Bütün milliyetçi ezberleri bir kenara bıraktığımızda içinde doğduğumuz bir hikayedir ülke. Çok iyi bildiğimiz bir hikaye. Parçası olduğumuz. Giderek bizim bir parçamız olan.” Gitmek kaderi düzeltmektir” diyor Cemil Meriç. Ne kadar uzağa gidersek gidelim kaderimizin ülkenin kaderinden ya da benim deyişimle hikayesinden kopamayacağı için. Varoluşumuzla ilgili olduğu için, kimi kez dilini bile unutacak kadar uzaklaşsak bile.
Kimi kez başka hikayelere gönlümüz düşer. İyi bildiğimiz bir hikayeyse eğer, parçamız haline geldiyse o ülke artık haberlerine öfkelenebiliyor ve kimi hazin fıkralarına kederlenebiliyorsak, orası da az çok yurdumuz olur. Gönlümüzün konakladığı bir yer.

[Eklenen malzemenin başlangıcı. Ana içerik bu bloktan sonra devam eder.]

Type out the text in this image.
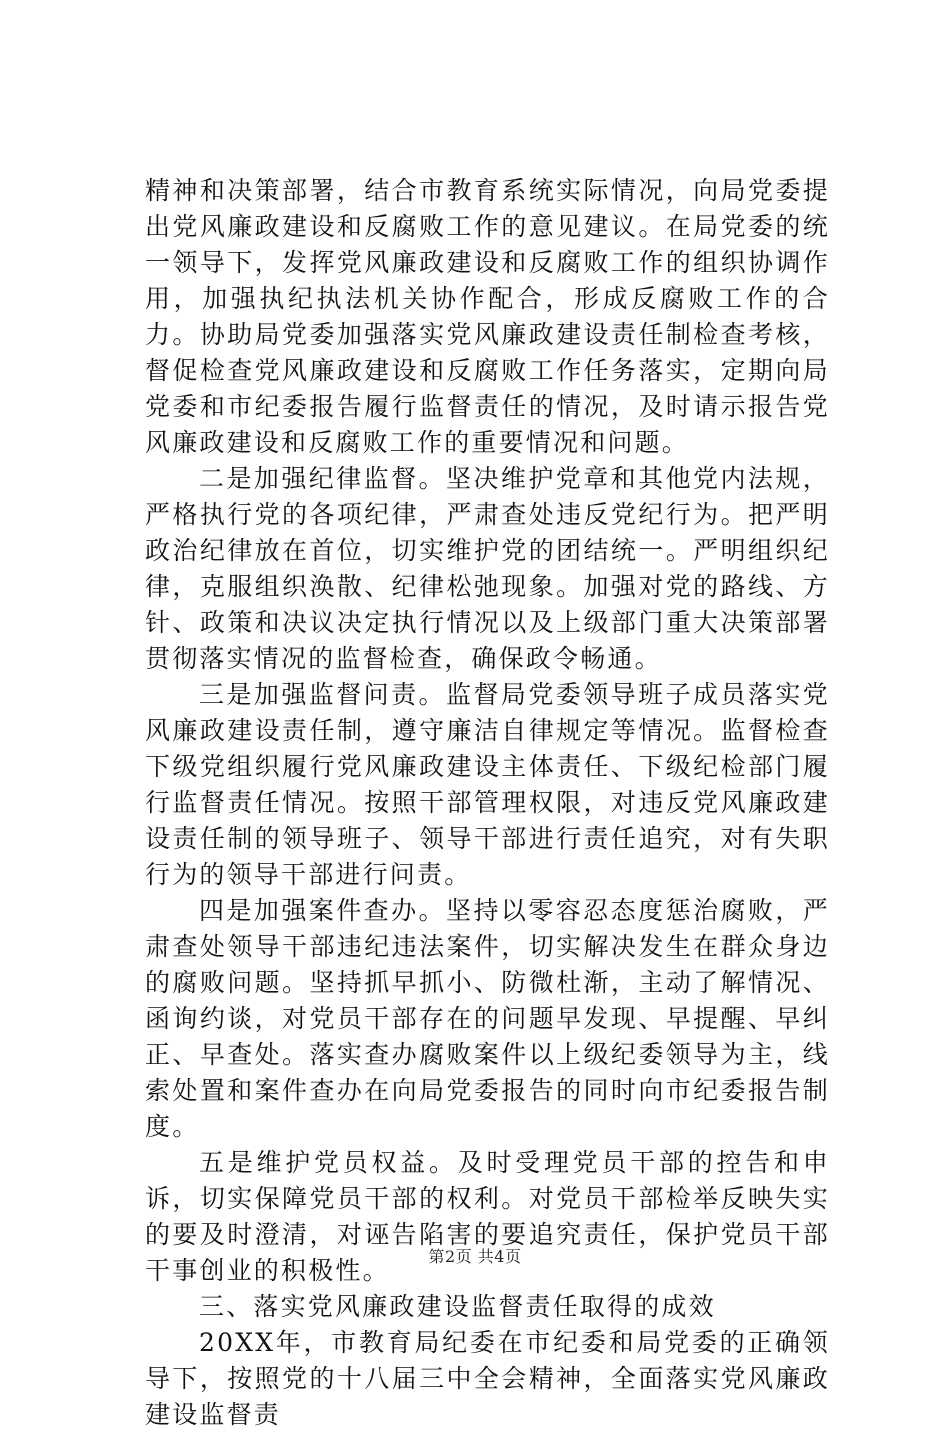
精神和决策部署，结合市教育系统实际情况，向局党委提出党风廉政建设和反腐败工作的意见建议。在局党委的统一领导下，发挥党风廉政建设和反腐败工作的组织协调作用，加强执纪执法机关协作配合，形成反腐败工作的合力。协助局党委加强落实党风廉政建设责任制检查考核，督促检查党风廉政建设和反腐败工作任务落实，定期向局党委和市纪委报告履行监督责任的情况，及时请示报告党风廉政建设和反腐败工作的重要情况和问题。

二是加强纪律监督。坚决维护党章和其他党内法规，严格执行党的各项纪律，严肃查处违反党纪行为。把严明政治纪律放在首位，切实维护党的团结统一。严明组织纪律，克服组织涣散、纪律松弛现象。加强对党的路线、方针、政策和决议决定执行情况以及上级部门重大决策部署贯彻落实情况的监督检查，确保政令畅通。

三是加强监督问责。监督局党委领导班子成员落实党风廉政建设责任制，遵守廉洁自律规定等情况。监督检查下级党组织履行党风廉政建设主体责任、下级纪检部门履行监督责任情况。按照干部管理权限，对违反党风廉政建设责任制的领导班子、领导干部进行责任追究，对有失职行为的领导干部进行问责。

四是加强案件查办。坚持以零容忍态度惩治腐败，严肃查处领导干部违纪违法案件，切实解决发生在群众身边的腐败问题。坚持抓早抓小、防微杜渐，主动了解情况、函询约谈，对党员干部存在的问题早发现、早提醒、早纠正、早查处。落实查办腐败案件以上级纪委领导为主，线索处置和案件查办在向局党委报告的同时向市纪委报告制度。

五是维护党员权益。及时受理党员干部的控告和申诉，切实保障党员干部的权利。对党员干部检举反映失实的要及时澄清，对诬告陷害的要追究责任，保护党员干部干事创业的积极性。

三、落实党风廉政建设监督责任取得的成效

20XX年，市教育局纪委在市纪委和局党委的正确领导下，按照党的十八届三中全会精神，全面落实党风廉政建设监督责

第2页 共4页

Belki çok sonra, insanlar içinde doğdukları değil, kalplerinin seçtiği hikayelerin parçası olabildiğinde, başka bir hal alacak ülkeyi sevmek dediğimiz şey. Herkesin belki bir kaç ülkesi olacak. Ya da kim bilir belki insan kalbinden ülkeyi sevmek, onun için kederlenmek, efkarlanmak diye bir şey kalkacak…
Ece Temelkuran – Kayda Geçsin kitabından derlenmiştir.